A major reason why William Shakespeare remains the most adapted writer in the English language is that, for as illustrious as his own works are, the space between his lines are infinitely pliable for alternative stories to be told. Hamlet is one of the best examples of this, with its narrative echoing out into films ranging from Kurosawa’s noir effort The Bad Sleep Well, to the Second City TV spin-off Strange Brew, to Jason Witter’s Z-movie Hamlet The Vampire Slayer.
Ophelia, in particular, is a more emphatically feminist retelling of the classic story, taking a Rosencrantz & Guildenstern Are Dead approach in giving one of the supporting characters, Hamlet’s to-be Ophelia, the lead role.
From the off-set, this both looks and feels like real Shakespeare beyond the mildly fanfiction stylings of the premise. The sets and costuming are vividly ornate and rustic, Steven Price’s soundtrack gives the whole affair a very regal, almost mythical air that seeps into every frame, and while the writing unfortunately dumbs down some of the source material’s monologues, it still carries that same sense of lyrical flourish that makes the dialogue resonate.
It also fits in with Shakespeare’s stylings in how it owes a lot of its imagery to folklore. From the Old Testament to the Greek Pantheon to the Brothers Grimm, even a potential reference to Tim Burton’s Sleepy Hollow, Australian director Claire McCarthy (The Waiting City) and cinematographer Denson Baker, and writer Semi Chellas (Mad Men, upcoming American Woman and Charlie’s Angels) create a synergy with the Bard’s own writing, taking cues from classic stories to create their own. That synergy also comes from plot beats taken directly from the Bard’s other writings, namely Romeo & Juliet and As You Like It, creating this almost Tarantino-esque mash-up of Shakespearean tropes and acknowledgement of artistic predecessors.
As for the retooling of Hamlet specifically, it reframes the story to not just focus on Ophelia but also Hamlet’s mother Gertrude, a unique perspective on a story largely dominated by the egos of men. With Gertrude, captured with palpable tragedy by Naomi Watts, we see not just a bystander but a hopeless romantic at the throes of possessive brutes, the inclusion of which blurs Hamlet’s self-supposed noble cause. And with Ophelia, as per the recent Mary, Queen Of Scots, agency takes the back seat as the preservation of how women are ‘supposed’ to act takes the wheel in the eyes of those in power.

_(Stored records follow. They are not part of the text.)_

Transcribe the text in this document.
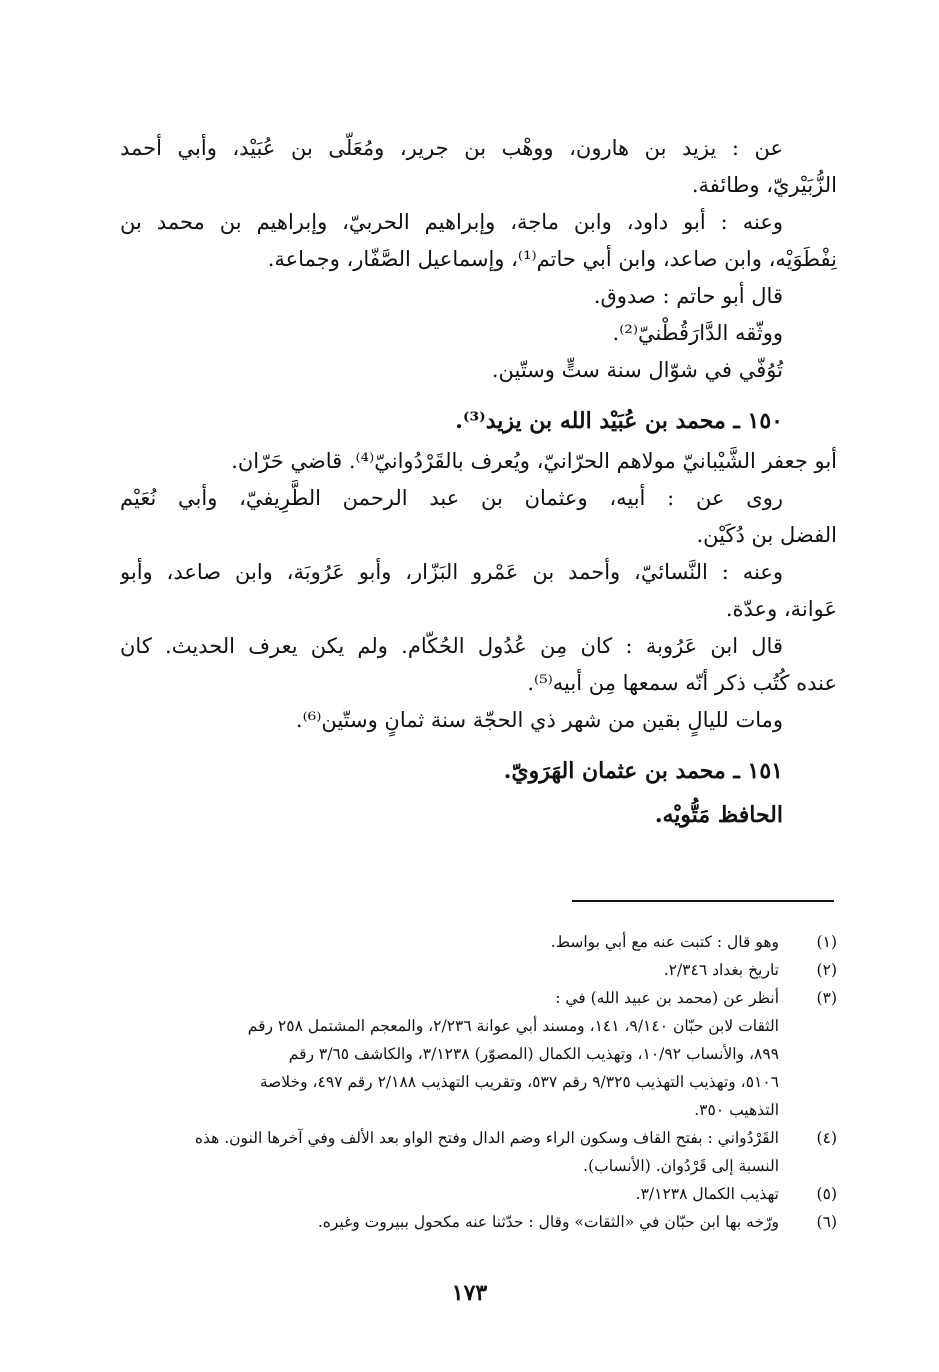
عن : يزيد بن هارون، ووهْب بن جرير، ومُعَلّى بن عُبَيْد، وأبي أحمد
الزُّبَيْريّ، وطائفة.
وعنه : أبو داود، وابن ماجة، وإبراهيم الحربيّ، وإبراهيم بن محمد بن
نِفْطَوَيْه، وابن صاعد، وابن أبي حاتم⁽¹⁾، وإسماعيل الصَّفّار، وجماعة.
قال أبو حاتم : صدوق.
ووثّقه الدَّارَقُطْنيّ⁽²⁾.
تُوُفّي في شوّال سنة ستٍّ وستّين.
١٥٠ ـ محمد بن عُبَيْد الله بن يزيد⁽³⁾.
أبو جعفر الشَّيْبانيّ مولاهم الحرّانيّ، ويُعرف بالقَرْدُوانيّ⁽⁴⁾. قاضي حَرّان.
روى عن : أبيه، وعثمان بن عبد الرحمن الطَّرِيفيّ، وأبي نُعَيْم
الفضل بن دُكَيْن.
وعنه : النَّسائيّ، وأحمد بن عَمْرو البَزّار، وأبو عَرُوبَة، وابن صاعد، وأبو
عَوانة، وعدّة.
قال ابن عَرُوبة : كان مِن عُدُول الحُكّام. ولم يكن يعرف الحديث. كان
عنده كُتُب ذكر أنّه سمعها مِن أبيه⁽⁵⁾.
ومات لليالٍ بقين من شهر ذي الحجّة سنة ثمانٍ وستّين⁽⁶⁾.
١٥١ ـ محمد بن عثمان الهَرَويّ.
الحافظ مَتُّويْه.
(١)
وهو قال : كتبت عنه مع أبي بواسط.
(٢)
تاريخ بغداد ٢/٣٤٦.
(٣)
أنظر عن (محمد بن عبيد الله) في :
الثقات لابن حبّان ٩/١٤٠، ١٤١، ومسند أبي عوانة ٢/٢٣٦، والمعجم المشتمل ٢٥٨ رقم
٨٩٩، والأنساب ١٠/٩٢، وتهذيب الكمال (المصوّر) ٣/١٢٣٨، والكاشف ٣/٦٥ رقم
٥١٠٦، وتهذيب التهذيب ٩/٣٢٥ رقم ٥٣٧، وتقريب التهذيب ٢/١٨٨ رقم ٤٩٧، وخلاصة
التذهيب ٣٥٠.
(٤)
القَرْدُواني : بفتح القاف وسكون الراء وضم الدال وفتح الواو بعد الألف وفي آخرها النون. هذه
النسبة إلى قَرْدُوان. (الأنساب).
(٥)
تهذيب الكمال ٣/١٢٣٨.
(٦)
ورّخه بها ابن حبّان في «الثقات» وقال : حدّثنا عنه مكحول ببيروت وغيره.
١٧٣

And in all that lies the big problem: With all its connections to other works, be they within the Shakespearean canon or works that influenced it, there isn’t nearly enough of its own worth to balance it out. It’s a feminist rewrite but of an unfortunately bland variety, one that only scrapes the surface of what the original already put out there. It deserves recognition for its artistic breadth, but also criticism for its own shortcomings, as it’s much more fascinating to examine its influences rather than itself as a unique work.